Saturday, January 11, 2014

One Pot Dinner: Sauerkraut, Carrots, Potatoes & Sausage

By Kathryn Washburn Breighner

I'm often looking for new ways to cook sauerkraut. Sauerkraut is a lot more versatile than many people think and it doesn't have to be sour. My Dad loved fried sauerkraut!

One pot cooking is so easy. For this recipe, I played with a version of slow cooked sauerkraut that I have used of Julia Child's that calls for soaking and draining the sauerkraut. The more it is soaked and drained, the less sour it is.  For this recipe, I soaked a 12-ounce package of  kraut in cold water for 10 minutes, drained and rinsed, and then repeated this step twice more for a total of 3 soakings--30 minutes of soaking and then draining. The rest is easy!

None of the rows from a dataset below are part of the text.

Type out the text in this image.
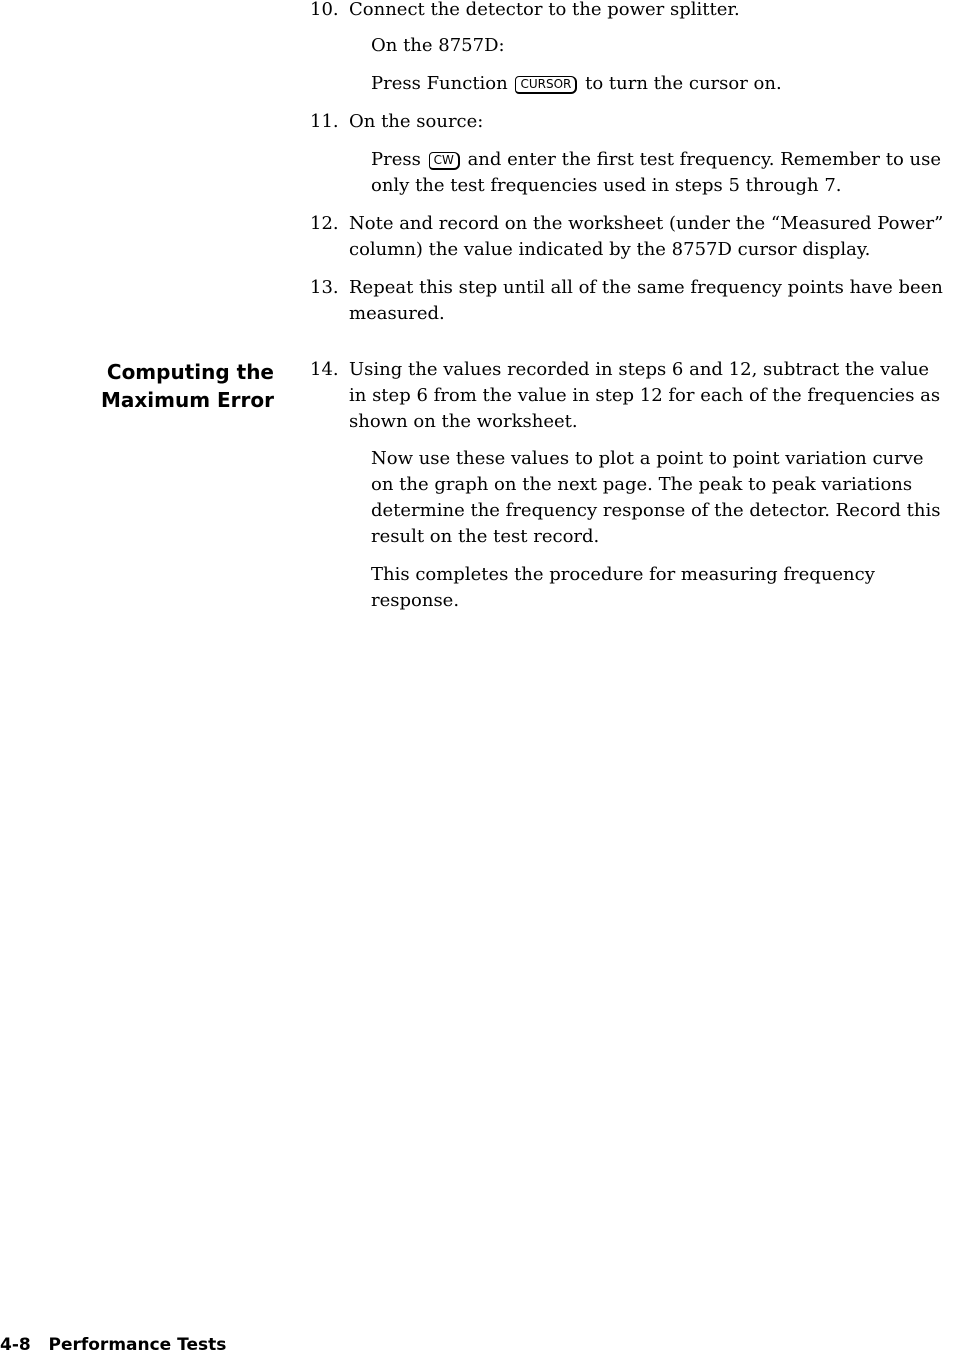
10. Connect the detector to the power splitter.
On the 8757D:
Press Function CURSOR to turn the cursor on.
11. On the source:
Press CW and enter the first test frequency. Remember to use
only the test frequencies used in steps 5 through 7.
12. Note and record on the worksheet (under the “Measured Power”
column) the value indicated by the 8757D cursor display.
13. Repeat this step until all of the same frequency points have been
measured.
Computing the
Maximum Error
14. Using the values recorded in steps 6 and 12, subtract the value
in step 6 from the value in step 12 for each of the frequencies as
shown on the worksheet.
Now use these values to plot a point to point variation curve
on the graph on the next page. The peak to peak variations
determine the frequency response of the detector. Record this
result on the test record.
This completes the procedure for measuring frequency
response.
4-8 Performance Tests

In an oven safe casserole dish, saute until soft:
1 medium onion, sliced
3 t olive oil
2 minced garlic cloves

To this, add:
drained kraut
3 peeled and sliced carrots
2 c cubed potatoes

Once the vegetables were coated with oil, add:
2 links kielbasa, chunked
4 c chicken stock
2 t caraway seeds
2 T dried parsley
1 t thyme
Pepper to taste (no salt needed)
Bring the stock came to a boil,  cover, and bake in a 350 degree F oven for 40 minutes. Served with a slice of thick bread---a perfect winter meal.